Au vu des justificatifs fournis, la créance de l’OPHIS du Puy-de-Dôme est établie tant dans son principe que dans son montant. Mme [T] [N] sera donc condamnée à lui payer la somme établie au titre de cet arriéré.
La créance ainsi établie portera intérêt au taux légal, en application de l’article 1231-6 du Code Civil, à compter du présent jugement, en l’absence de demande spéciale de fixation d’un point de départ antérieur.
Sur la demande en paiement d’une indemnité d’occupation
Mme [T] [N] est désormais occupante sans droit ni titre. Cette occupation illicite cause manifestement et nécessairement un préjudice au bailleur qui doit être réparé par l’allocation d’une indemnité d’occupation qui sera fixée par référence au montant du loyer et des charges qui auraient été dus en cas de non-résiliation du bail dans la limite de la demande formée par l’OPHIS du Puy-de-Dôme , soit la somme mensuelle de 605,83 euros outre indexation sur l’augmentation annuelle des loyers.
Sur les autres demandes
Mme [T] [N], qui succombe à l’instance, devra supporter la charge des dépens et celle des frais énoncés à l’article 700 du Code de Procédure Civile qu’il apparaît conforme à l’équité de fixer à la somme de 350 euros.

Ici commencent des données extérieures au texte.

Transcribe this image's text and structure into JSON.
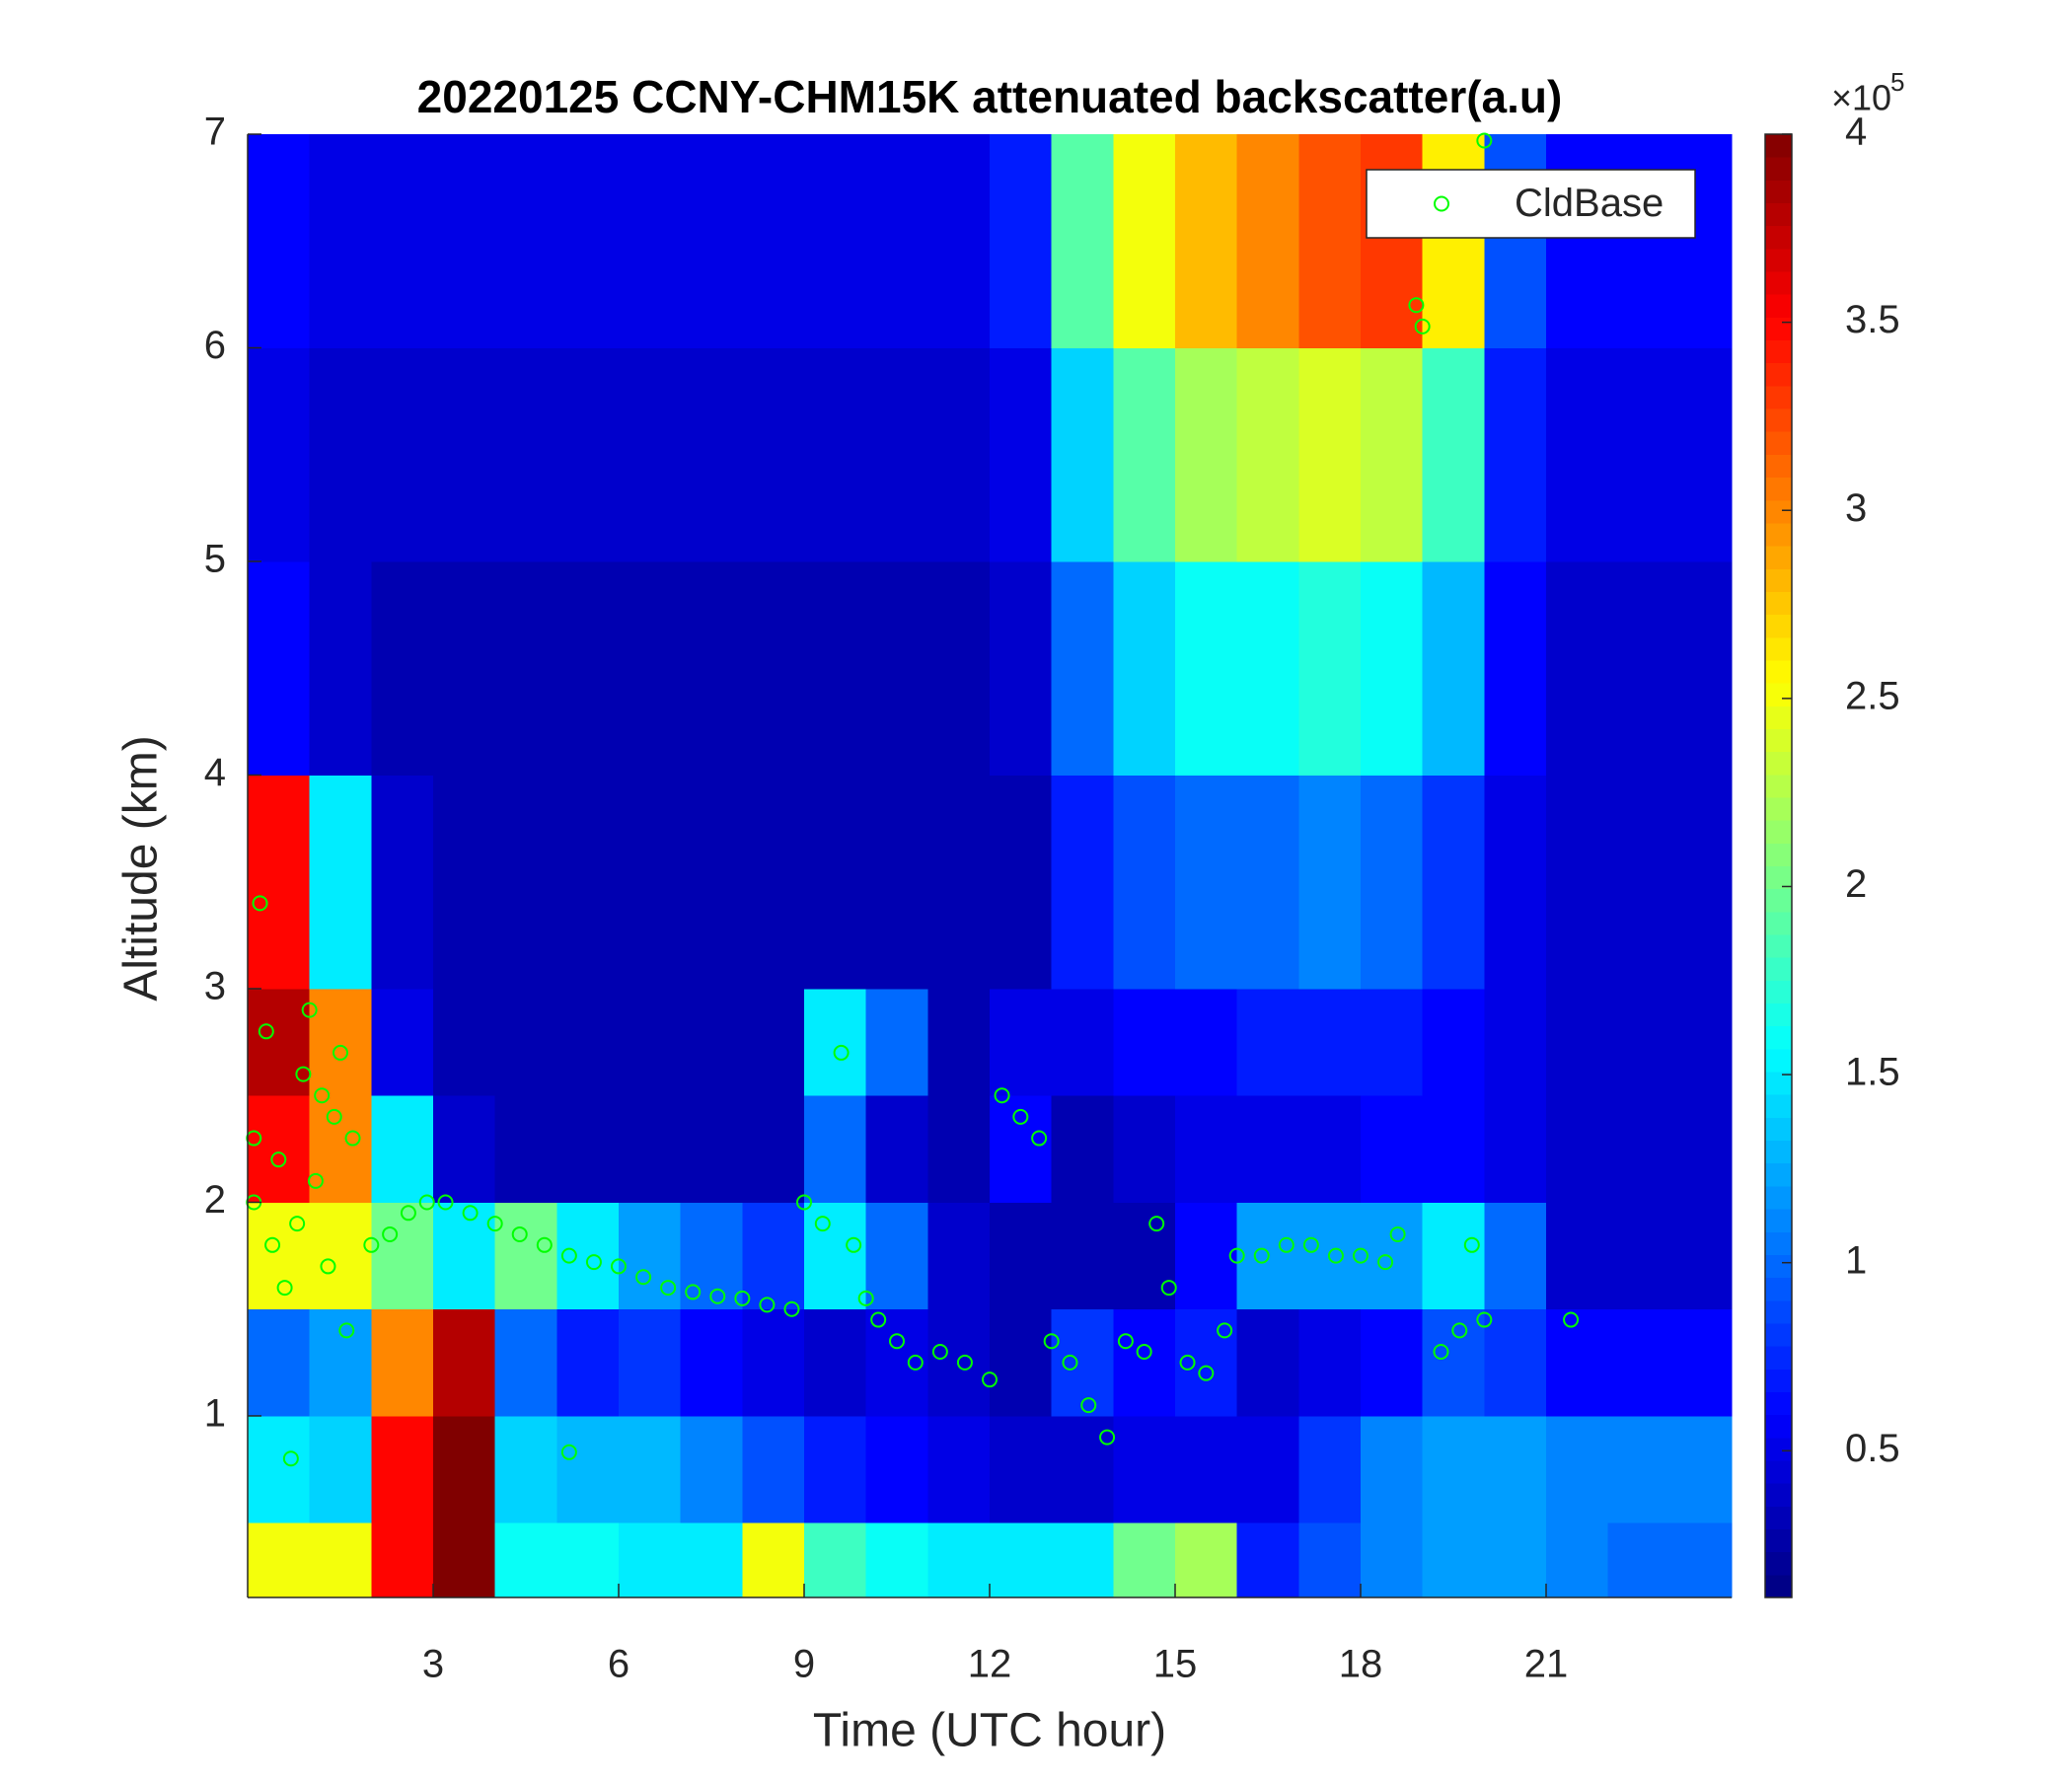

Par ailleurs, la présente décision est de droit exécutoire à titre provisoire en application de l’article 514 du Code de Procédure Civile.
PAR CES MOTIFS,
Le Juge des Contentieux de la Protection,
Statuant publiquement par jugement réputé contradictoire en premier ressort, rendu par mise à disposition au greffe,
CONSTATE la résiliation du bail conclu le 07 janvier 2022 à effet au 24 janvier 2022 entre l’OPHIS du Puy-de-Dôme et Mme [T] [N] à compter du 27 janvier 2025,
ORDONNE, faute de départ volontaire incluant la restitution des clefs, l’expulsion de Mme [T] [N] ainsi que tout occupant de son chef, du local sis 14 boulevard Paul Pochet Lagaye, logement n ° 26, au 3ème étage à CLERMONT-FERRAND (63000), si besoin est avec l’assistance de la force publique et d’un serrurier, dans les formes et délais prévus par les articles L. 431-1 et suivants et R. 411-1 et suivants du code des procédures civiles d’exécution, et conformément à l’article L. 433-1 du même code, à procéder à l’enlèvement de tous les biens mobiliers garnissant les lieux loués et à les faire entreposer dans tel local de son choix aux frais et périls des parties expulsées,
CONDAMNE Mme [T] [N] à payer à l’OPHIS du Puy-de-Dôme la somme de 6.992,24 euros au titre de l’arriéré locatif arrêté au 1er juillet 2025, comprenant les loyers, charges et indemnités d’occupation jusqu’à l’échéance du mois de juin 2025 incluse, outre intérêts au taux légal à compter du présent jugement,
FIXE l’indemnité d’occupation sans droit ni titre due par Mme [T] [N] à la somme mensuelle de 605,83 euros outre indexation sur l’augmentation annuelle des loyers, à compter de la résiliation du bail et au besoin la CONDAMNE à verser à l’OPHIS du Puy-de-Dôme ladite indemnité mensuelle à compter du mois de juillet 2025 et jusqu’à complète libération des lieux,
CONDAMNE Mme [T] [N] à payer à l’OPHIS du Puy-de-Dôme la somme de 350 euros sur le fondement de l’article 700 du Code de Procédure Civile ainsi qu’aux dépens comprenant le coût de l’assignation, du commandement de payer du 27 novembre 2024 et celui de la notification de l’assignation au représentant de l’Etat dans le département,
RAPPELLE que la présente décision est de droit exécutoire à titre provisoire,
DÉBOUTE l’OPHIS du Puy-de-Dôme du surplus de ses demandes.
Ainsi fait, jugé et mis à disposition au greffe de la juridiction aux jour, mois et année susdits. En foi de quoi le jugement a été signé par le Juge des Contentieux de la Protection et le greffier.